On October 23 2012 02:18 Hopeless1der wrote: My favourite deck was also probably my stupidest whim of a deck.
Those are my faves too, the ones I concoct purely on whimsical, silly ideas that sound really cool at the time. Initial viability be darned, lol.
@heyoka: Huh! That's actually really cool! I don't normally think of decks along those lines (I usually still like SOME chance of winning, haha), but that's a very intriguing deck theme.
On October 23 2012 04:07 Markwerf wrote:Show nested quote +On October 23 2012 01:12 Praetorial wrote: I hate magic's competitive cost. I played during the era of JTMS/Stoneforge Mystic/Opposite Swords/opposites fetch lands
I got destroyed at every PTQ and FNM by people who had shelled out hundred of dollars just because I was unwilling to do the same. I have the exact same, it's a shame because the game can be quite fun but is just so damn expensive. If i want to play it I also want to play it optimally which means reading the metagame and often switching decks and/or playing the expensive mythics.. Constructed is just far too expensive for what you get in return to play it, if they reduced costs a lot playerbase of the game would increase so damn much. I only do some limited from time to time (which is arguably more fun and skillintensive anyway) and then quickly sell any eventual winnings I have which makes it reasonably affordable.
I use a free online program to play Magic, and I highly recommend using one if you want a quick Magic fix. It's definitely not the same as the paper game, but it suffices when you need it.
@MahE: I like unique decks like that. I'll look into it later. Thanks.

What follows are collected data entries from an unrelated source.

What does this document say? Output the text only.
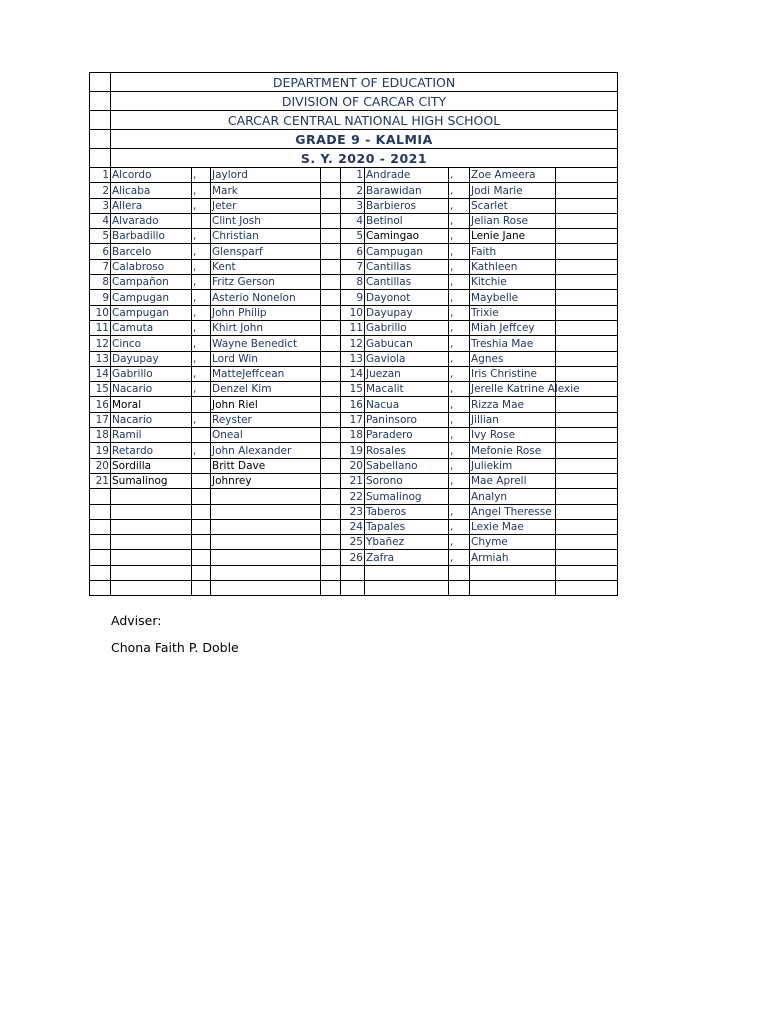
	DEPARTMENT OF EDUCATION								
	DIVISION OF CARCAR CITY								
	CARCAR CENTRAL NATIONAL HIGH SCHOOL								
	GRADE 9 - KALMIA								
	S. Y. 2020 - 2021								
1	Alcordo	,	Jaylord		1	Andrade	,	Zoe Ameera	
2	Alicaba	,	Mark		2	Barawidan	,	Jodi Marie	
3	Allera	,	Jeter		3	Barbieros	,	Scarlet	
4	Alvarado		Clint Josh		4	Betinol	,	Jelian Rose	
5	Barbadillo	,	Christian		5	Camingao	,	Lenie Jane	
6	Barcelo	,	Glensparf		6	Campugan	,	Faith	
7	Calabroso	,	Kent		7	Cantillas	,	Kathleen	
8	Campañon	,	Fritz Gerson		8	Cantillas	,	Kitchie	
9	Campugan	,	Asterio Nonelon		9	Dayonot	,	Maybelle	
10	Campugan	,	John Philip		10	Dayupay	,	Trixie	
11	Camuta	,	Khirt John		11	Gabrillo	,	Miah Jeffcey	
12	Cinco	,	Wayne Benedict		12	Gabucan	,	Treshia Mae	
13	Dayupay	,	Lord Win		13	Gaviola	,	Agnes	
14	Gabrillo	,	MatteJeffcean		14	Juezan	,	Iris Christine	
15	Nacario	,	Denzel Kim		15	Macalit	,	Jerelle Katrine Alexie	
16	Moral		John Riel		16	Nacua	,	Rizza Mae	
17	Nacario	,	Reyster		17	Paninsoro	,	Jillian	
18	Ramil		Oneal		18	Paradero	,	Ivy Rose	
19	Retardo	,	John Alexander		19	Rosales	,	Mefonie Rose	
20	Sordilla		Britt Dave		20	Sabellano	,	Juliekim	
21	Sumalinog		Johnrey		21	Sorono	,	Mae Aprell	
					22	Sumalinog		Analyn	
					23	Taberos	,	Angel Theresse	
					24	Tapales	,	Lexie Mae	
					25	Ybañez	,	Chyme	
					26	Zafra	,	Armiah	

Adviser:
Chona Faith P. Doble
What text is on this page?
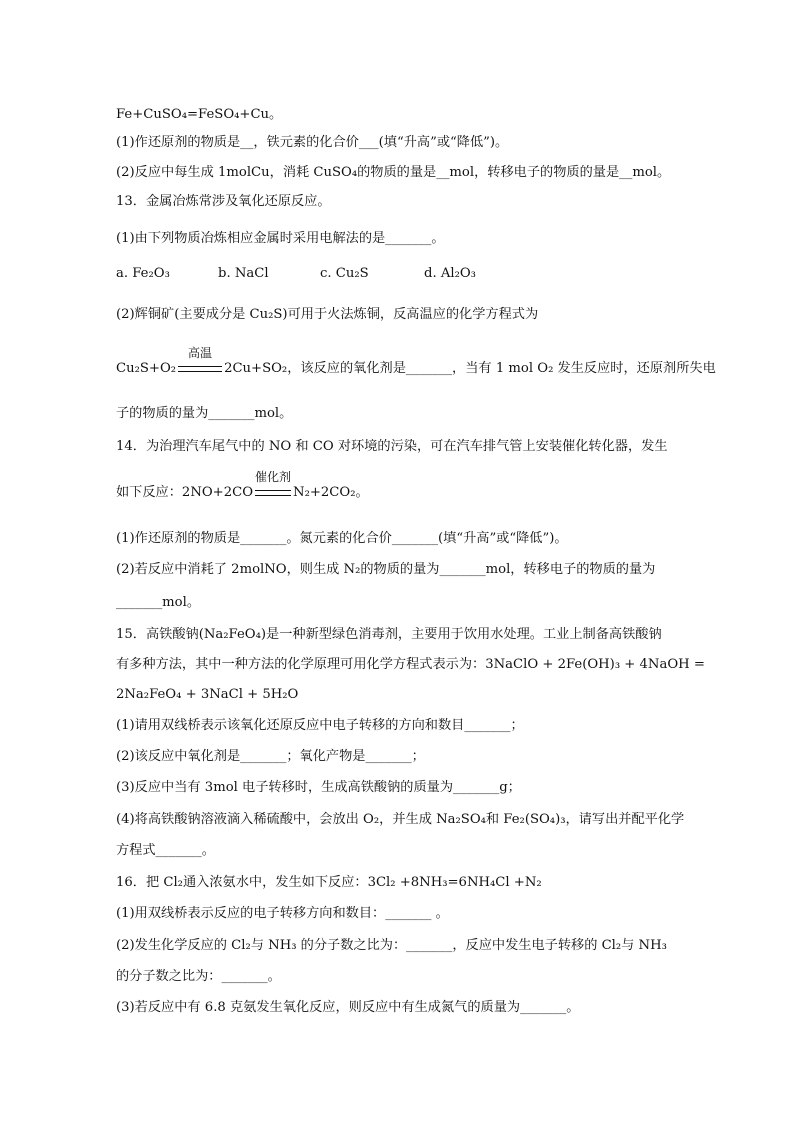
Fe+CuSO₄=FeSO₄+Cu。
(1)作还原剂的物质是__，铁元素的化合价___(填“升高”或“降低”)。
(2)反应中每生成 1molCu，消耗 CuSO₄的物质的量是__mol，转移电子的物质的量是__mol。
13．金属冶炼常涉及氧化还原反应。
(1)由下列物质冶炼相应金属时采用电解法的是_______。
a. Fe₂O₃	b. NaCl	c. Cu₂S	d. Al₂O₃
(2)辉铜矿(主要成分是 Cu₂S)可用于火法炼铜，反高温应的化学方程式为
Cu₂S+O₂
高温
2Cu+SO₂，该反应的氧化剂是_______，当有 1 mol O₂ 发生反应时，还原剂所失电
子的物质的量为_______mol。
14．为治理汽车尾气中的 NO 和 CO 对环境的污染，可在汽车排气管上安装催化转化器，发生
如下反应：2NO+2CO
催化剂
N₂+2CO₂。
(1)作还原剂的物质是_______。氮元素的化合价_______(填“升高”或“降低”)。
(2)若反应中消耗了 2molNO，则生成 N₂的物质的量为_______mol，转移电子的物质的量为
_______mol。
15．高铁酸钠(Na₂FeO₄)是一种新型绿色消毒剂，主要用于饮用水处理。工业上制备高铁酸钠
有多种方法，其中一种方法的化学原理可用化学方程式表示为：3NaClO + 2Fe(OH)₃ + 4NaOH =
2Na₂FeO₄ + 3NaCl + 5H₂O
(1)请用双线桥表示该氧化还原反应中电子转移的方向和数目_______；
(2)该反应中氧化剂是_______；氧化产物是_______；
(3)反应中当有 3mol 电子转移时，生成高铁酸钠的质量为_______g；
(4)将高铁酸钠溶液滴入稀硫酸中，会放出 O₂，并生成 Na₂SO₄和 Fe₂(SO₄)₃，请写出并配平化学
方程式_______。
16．把 Cl₂通入浓氨水中，发生如下反应：3Cl₂ +8NH₃=6NH₄Cl +N₂
(1)用双线桥表示反应的电子转移方向和数目：_______ 。
(2)发生化学反应的 Cl₂与 NH₃ 的分子数之比为：_______，反应中发生电子转移的 Cl₂与 NH₃
的分子数之比为：_______。
(3)若反应中有 6.8 克氨发生氧化反应，则反应中有生成氮气的质量为_______。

On October 23 2012 06:21 EatThePath wrote:Yay Magic. ^^ It is so good for these kind of stories. I can't think of anything else like it, except Halo has done that for me sometimes. (I don't expect to hear anyone else feels that way -- you have to play some mean halo and be a big fan besides, but if you are good at halo and get into against-the-odds situations, there are a lot of funny/epic things that can happen.) One of my favourite decks was a deck my friend used to play when Mirrodin was new. He is a huge johnny that likes to troll. Win conditions are an afterthought for him. The whole deck was: find and get out a Worldslayer, then when anyone attacked, Magnetic Theft it onto their creature. Hilarious in FFA games with people who had never played with us before.
HAHAHAHAHAHAHAHA!!! Wow, that's so awesome! X-D Doesn't take the multiplayer game too seriously; I really respect that. It sounds like he played regular 60-card constructed, but was that in Commander/EDH instead?